Corinthians e Ponte Preta começam a disputar neste domingo, às 16h (de Brasília), em Campinas, a final do Campeonato Paulista. Embora rara, esta não é uma situação inédita… Há 40 anos, as duas equipes também se enfrentaram na decisão do Estadual. Os três jogos finais de 1977 encerraram o maior jejum da história do Corinthians e são lembrados até hoje como principal capítulo da biografia alvinegra.

O Corinthians, que não era campeão desde 1954, venceu a primeira partida da final por 1 a 0; perdeu o segundo jogo, de virada, por 2 a 1; e fez 1 a 0 no terceiro duelo para se sagrar campeão estadual depois de mais de duas décadas.

O gol de Basílio findou uma seca de 23 anos e tem histórias bastante peculiares. 

Confira abaixo!

Final só no Morumbi 

Moisés Lucarelli? Pacaembu? Não, Morumbi. A final do Campeonato Paulista de 1977 foi realizada apenas no estádio do São Paulo. Polêmica, a decisão foi tomada pela Federação Paulista de Futebol (FPF) e revoltou os dirigentes da Ponte Preta. 

A FPF usou como justificativa uma recomendação do Secretário de Segurança da época, Antônio Erasmo Dias.
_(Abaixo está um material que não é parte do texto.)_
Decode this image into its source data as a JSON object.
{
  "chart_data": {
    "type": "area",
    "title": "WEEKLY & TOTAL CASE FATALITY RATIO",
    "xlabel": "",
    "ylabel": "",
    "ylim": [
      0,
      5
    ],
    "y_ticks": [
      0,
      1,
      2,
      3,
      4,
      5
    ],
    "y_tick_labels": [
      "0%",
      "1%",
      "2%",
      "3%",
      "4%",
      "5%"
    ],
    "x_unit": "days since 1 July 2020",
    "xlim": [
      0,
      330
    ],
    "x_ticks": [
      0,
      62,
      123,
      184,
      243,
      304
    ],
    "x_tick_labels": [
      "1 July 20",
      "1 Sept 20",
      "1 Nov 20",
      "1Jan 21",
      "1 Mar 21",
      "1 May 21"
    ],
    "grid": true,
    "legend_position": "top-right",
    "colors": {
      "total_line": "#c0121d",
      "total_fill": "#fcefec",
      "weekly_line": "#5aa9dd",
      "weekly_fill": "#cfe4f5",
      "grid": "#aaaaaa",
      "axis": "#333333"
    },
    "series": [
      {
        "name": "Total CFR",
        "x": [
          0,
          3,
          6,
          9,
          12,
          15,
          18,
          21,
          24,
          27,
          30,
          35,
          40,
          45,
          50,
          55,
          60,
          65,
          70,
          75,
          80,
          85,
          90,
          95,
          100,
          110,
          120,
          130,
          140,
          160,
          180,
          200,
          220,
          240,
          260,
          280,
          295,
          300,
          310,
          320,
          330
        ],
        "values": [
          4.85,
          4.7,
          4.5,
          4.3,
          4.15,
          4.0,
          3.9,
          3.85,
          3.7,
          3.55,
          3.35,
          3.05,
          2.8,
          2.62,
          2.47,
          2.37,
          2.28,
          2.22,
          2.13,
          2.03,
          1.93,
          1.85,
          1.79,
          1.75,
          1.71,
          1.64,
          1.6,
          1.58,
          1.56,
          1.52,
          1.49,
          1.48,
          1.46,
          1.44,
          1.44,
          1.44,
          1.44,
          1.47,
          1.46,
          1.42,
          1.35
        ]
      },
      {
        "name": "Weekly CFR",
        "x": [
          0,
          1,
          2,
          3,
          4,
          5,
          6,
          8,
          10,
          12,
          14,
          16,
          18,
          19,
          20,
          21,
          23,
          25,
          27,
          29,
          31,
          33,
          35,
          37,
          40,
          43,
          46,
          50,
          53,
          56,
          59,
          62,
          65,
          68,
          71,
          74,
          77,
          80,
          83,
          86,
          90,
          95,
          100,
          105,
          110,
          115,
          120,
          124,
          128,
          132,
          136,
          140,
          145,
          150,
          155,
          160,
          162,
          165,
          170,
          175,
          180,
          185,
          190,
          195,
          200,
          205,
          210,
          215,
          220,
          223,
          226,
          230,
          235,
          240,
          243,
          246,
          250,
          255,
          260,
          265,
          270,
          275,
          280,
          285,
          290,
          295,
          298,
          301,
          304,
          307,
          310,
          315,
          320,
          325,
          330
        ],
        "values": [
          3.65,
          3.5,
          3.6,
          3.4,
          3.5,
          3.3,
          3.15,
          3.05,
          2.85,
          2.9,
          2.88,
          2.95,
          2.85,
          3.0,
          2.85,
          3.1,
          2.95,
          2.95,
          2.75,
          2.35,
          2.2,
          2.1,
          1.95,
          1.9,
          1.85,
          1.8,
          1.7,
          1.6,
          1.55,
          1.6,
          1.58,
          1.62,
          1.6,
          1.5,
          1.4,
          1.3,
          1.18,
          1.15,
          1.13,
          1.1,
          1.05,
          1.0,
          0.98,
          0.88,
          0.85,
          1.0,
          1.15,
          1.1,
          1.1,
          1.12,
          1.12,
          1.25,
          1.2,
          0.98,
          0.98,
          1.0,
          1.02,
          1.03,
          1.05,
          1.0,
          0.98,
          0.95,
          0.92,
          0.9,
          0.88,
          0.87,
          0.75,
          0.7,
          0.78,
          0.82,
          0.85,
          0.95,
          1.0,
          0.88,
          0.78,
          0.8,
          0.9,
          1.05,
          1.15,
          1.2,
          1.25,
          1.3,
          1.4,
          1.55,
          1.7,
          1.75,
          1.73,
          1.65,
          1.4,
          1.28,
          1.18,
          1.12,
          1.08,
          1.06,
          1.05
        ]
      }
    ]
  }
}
Ele não queria que houvesse jogos importantes do Corinthians no Pacaembu – a fim de evitar problemas. Como o Moisés Lucarelli tinha capacidade menor que os estádios da capital, também foi vetado. Assim, as três partidas da decisão foram disputadas no Morumbi. 

“A tabela foi feita como se dois dos quatro grande de São Paulo já estivessem na final… Eram três jogos e todos disputados no Morumbi. Eles nunca imaginariam que um clube do interior fosse chegar tão longe, relembra o zagueiro ponte-pretano Oscar, em entrevista exclusiva a Daniel Lian, para a Rádio Jovem Pan.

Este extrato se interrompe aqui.